Published: 2/3/2020 8:51:59 AM

Today, I’m resuming “Law in the Marketplace,” a business-focused column I wrote for the Monitor in the 1990s.

If you have business or tax questions you’d like me to address in this monthly column, call me at (603) 856-7172 or e-mail lawjmc@comcast.net. But please be aware that my goal with this column is not to provide legal advice. Instead, my goal is to give readers a better understanding of an often complex business landscape.

I’ll be writing this column in a Q&A format, so I’d love to hear from Monitor readers. Otherwise, I’ll be framing the column with questions I often hear from my clients.

Q: You and a friend are starting a new business in New Hampshire. What’s your advice for New Hampshire business founders?

A: In this column, I can’t give legal advice, but here are some thoughts:

■Write a business plan. You’ll be amazed at the issues you’ll discover that you’d never otherwise have foreseen.
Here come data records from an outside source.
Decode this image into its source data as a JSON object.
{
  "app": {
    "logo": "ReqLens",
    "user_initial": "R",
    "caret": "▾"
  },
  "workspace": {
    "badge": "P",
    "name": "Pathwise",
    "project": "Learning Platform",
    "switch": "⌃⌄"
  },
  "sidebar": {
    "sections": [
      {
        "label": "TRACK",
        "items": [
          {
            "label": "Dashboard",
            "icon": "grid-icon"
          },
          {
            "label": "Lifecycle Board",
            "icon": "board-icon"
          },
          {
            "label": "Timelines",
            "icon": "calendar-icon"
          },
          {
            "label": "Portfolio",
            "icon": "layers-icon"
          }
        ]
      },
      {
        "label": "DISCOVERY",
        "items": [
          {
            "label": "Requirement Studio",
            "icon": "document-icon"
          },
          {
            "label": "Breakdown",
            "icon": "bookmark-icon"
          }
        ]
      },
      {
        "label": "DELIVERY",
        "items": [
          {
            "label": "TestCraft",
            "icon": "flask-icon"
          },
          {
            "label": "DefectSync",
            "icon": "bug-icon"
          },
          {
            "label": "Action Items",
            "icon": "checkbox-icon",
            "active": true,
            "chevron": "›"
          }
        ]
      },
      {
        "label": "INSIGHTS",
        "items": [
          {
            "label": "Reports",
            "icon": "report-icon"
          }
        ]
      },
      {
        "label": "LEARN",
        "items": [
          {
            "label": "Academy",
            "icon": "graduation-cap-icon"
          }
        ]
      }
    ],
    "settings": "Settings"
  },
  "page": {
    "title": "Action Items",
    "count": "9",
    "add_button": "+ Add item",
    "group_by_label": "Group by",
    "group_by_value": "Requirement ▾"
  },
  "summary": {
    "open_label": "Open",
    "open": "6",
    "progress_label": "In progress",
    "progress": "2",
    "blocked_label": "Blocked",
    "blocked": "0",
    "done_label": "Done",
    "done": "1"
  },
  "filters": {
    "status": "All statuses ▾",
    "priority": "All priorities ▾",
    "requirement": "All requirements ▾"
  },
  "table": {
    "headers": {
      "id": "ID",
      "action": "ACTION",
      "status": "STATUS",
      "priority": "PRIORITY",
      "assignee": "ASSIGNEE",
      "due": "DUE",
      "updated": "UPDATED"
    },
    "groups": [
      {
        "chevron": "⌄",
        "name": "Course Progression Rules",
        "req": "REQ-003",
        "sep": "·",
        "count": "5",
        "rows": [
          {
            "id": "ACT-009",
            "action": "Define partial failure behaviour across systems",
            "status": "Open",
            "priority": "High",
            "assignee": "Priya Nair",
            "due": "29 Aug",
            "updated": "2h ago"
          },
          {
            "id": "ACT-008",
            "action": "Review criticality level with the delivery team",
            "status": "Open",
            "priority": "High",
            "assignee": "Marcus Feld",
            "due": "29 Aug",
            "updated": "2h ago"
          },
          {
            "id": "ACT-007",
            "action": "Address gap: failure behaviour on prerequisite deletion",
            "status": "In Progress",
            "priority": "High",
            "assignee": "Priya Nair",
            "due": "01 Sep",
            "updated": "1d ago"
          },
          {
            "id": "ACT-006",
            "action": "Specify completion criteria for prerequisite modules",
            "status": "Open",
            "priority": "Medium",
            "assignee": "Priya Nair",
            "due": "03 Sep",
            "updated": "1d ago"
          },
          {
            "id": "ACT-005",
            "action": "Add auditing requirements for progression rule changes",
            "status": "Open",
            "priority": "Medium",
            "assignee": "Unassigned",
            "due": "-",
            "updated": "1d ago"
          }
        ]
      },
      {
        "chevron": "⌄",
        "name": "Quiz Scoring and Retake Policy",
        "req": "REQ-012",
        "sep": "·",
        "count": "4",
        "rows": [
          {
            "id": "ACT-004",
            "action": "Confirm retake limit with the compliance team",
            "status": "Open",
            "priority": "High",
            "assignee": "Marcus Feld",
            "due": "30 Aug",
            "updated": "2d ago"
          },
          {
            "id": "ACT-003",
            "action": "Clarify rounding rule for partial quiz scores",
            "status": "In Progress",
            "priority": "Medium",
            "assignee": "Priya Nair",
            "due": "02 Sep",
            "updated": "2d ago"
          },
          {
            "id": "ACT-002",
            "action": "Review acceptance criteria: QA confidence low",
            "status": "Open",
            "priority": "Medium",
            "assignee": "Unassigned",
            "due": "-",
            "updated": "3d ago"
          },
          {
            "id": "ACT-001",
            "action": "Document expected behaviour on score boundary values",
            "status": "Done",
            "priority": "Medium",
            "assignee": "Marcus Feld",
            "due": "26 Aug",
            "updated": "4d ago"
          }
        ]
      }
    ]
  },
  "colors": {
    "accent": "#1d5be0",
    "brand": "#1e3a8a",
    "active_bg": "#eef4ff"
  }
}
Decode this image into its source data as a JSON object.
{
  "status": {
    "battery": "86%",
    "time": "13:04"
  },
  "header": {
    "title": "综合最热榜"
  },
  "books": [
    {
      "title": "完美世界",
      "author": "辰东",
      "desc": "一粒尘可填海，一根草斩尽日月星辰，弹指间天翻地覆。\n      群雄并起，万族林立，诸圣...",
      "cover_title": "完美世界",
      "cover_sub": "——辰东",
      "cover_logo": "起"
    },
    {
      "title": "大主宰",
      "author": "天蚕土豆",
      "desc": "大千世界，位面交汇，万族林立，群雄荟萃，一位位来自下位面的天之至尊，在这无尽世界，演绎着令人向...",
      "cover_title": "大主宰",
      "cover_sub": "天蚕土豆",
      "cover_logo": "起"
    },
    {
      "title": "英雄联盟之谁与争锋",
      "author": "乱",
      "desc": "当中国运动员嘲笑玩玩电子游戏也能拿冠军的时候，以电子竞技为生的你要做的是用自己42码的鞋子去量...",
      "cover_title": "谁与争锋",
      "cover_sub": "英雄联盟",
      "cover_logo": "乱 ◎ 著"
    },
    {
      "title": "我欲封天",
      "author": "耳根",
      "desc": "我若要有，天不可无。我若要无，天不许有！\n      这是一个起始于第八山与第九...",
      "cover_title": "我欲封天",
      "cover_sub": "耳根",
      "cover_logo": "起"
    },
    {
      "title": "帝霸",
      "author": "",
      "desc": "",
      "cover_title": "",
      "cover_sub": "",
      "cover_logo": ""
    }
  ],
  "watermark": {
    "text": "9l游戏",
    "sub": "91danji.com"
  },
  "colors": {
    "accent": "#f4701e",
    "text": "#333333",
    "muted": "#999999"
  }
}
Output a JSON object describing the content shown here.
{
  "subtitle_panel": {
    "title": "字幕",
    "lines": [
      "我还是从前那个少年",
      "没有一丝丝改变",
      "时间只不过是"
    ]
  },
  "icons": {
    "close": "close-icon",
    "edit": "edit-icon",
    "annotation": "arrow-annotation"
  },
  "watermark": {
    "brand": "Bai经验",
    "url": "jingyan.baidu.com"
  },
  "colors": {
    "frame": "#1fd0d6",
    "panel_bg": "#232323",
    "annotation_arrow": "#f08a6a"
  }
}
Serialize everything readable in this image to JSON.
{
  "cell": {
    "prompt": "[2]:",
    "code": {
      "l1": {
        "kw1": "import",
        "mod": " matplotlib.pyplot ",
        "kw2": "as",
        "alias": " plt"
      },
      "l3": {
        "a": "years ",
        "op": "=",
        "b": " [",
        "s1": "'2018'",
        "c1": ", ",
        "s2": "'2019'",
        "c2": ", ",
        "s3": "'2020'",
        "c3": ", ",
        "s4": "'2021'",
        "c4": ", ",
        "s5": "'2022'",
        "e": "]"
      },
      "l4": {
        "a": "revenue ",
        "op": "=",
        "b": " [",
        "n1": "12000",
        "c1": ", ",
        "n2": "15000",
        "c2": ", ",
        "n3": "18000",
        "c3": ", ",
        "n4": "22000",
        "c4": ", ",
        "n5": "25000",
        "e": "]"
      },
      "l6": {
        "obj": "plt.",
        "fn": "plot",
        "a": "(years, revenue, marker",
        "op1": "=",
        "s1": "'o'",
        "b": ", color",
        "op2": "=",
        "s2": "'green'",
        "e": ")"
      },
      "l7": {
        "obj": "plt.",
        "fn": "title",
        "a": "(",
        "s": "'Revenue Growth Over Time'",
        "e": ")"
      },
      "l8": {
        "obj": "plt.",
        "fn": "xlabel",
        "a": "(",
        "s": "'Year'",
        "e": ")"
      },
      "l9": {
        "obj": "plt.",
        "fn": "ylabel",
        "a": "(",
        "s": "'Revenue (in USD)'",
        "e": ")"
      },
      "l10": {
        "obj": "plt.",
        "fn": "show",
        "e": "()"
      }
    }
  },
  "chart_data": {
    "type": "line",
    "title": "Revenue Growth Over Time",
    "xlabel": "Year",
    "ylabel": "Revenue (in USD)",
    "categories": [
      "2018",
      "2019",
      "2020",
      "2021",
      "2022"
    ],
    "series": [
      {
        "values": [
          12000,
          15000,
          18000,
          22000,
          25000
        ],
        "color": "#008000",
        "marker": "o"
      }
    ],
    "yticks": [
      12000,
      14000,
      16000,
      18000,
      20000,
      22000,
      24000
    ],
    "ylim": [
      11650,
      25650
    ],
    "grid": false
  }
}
■Pick a great name for your business. This will almost always mean the name that is best from a marketing point of view. But make sure the name you pick is legally available. To do so, visit Google, the website of the Corporation Division of the New Hampshire Secretary of State, and trademark search function of the U.S. Trademark Office. The Corporation Division’s link is sos.nh.gov/corp_div.aspx. The link to the Trademark Office is uspto.gov/trademark.

■Pick the right New Hampshire business organization form for your business. You can form it as either a partnership, a corporation or an LLC. Don’t form it as a partnership; if you do and if anyone ever makes a claim against it, your own and your friend’s personal assets will be at risk.

Both LLCs and corporations can protect you from this risk. However, corporations are more complicated and less flexible than LLCs legally, and distributions of profits from corporations to New Hampshire business owners are subject to the New Hampshire Interest and Dividends Tax. You can avoid this tax with a properly structured LLC. For all these reasons, an LLC is almost certainly the best entity for your business.

■Before you form your LLC, choose the right federal tax structure for it. The choices are partnership taxation and taxation under Internal Revenue Code Subchapters C or S. The choice is often complex, but the tax stakes can be substantial. So get the help of a tax professional.

■Hire a lawyer with legal and tax expertise to draft an LLC operating agreement between you and your friend. A well-drafted operating agreement will address many important legal and tax issues not covered by the New Hampshire LLC act.

■If your business will be based to any significant extent on trademarks, trade names, inventions or confidential business processes, talk with an intellectual property lawyer about how to protect these assets.

■Right from the start, put aside at least a small portion of your business income in a SEP-IRA or other tax-favored retirement plan. Get the help of a tax professional to pick the right kind of plan.

■If you have an estate planner, ask him or her whether your business formation plans fit your estate plan. And if you don’t have an estate plan, get one. A good time to do so is when you’re starting a business.

■Make sure that from the start, you’ve got all the business risk insurance you’ll need. To meet this need, call an insurance professional.

John Cunningham is a Concord tax and business lawyer. He has published “Limited Liability Company Operating Agreements” and “Maximizing Pass-Through Deductions under Internal Revenue Code Section 199A”. Both are the leading books in their fields.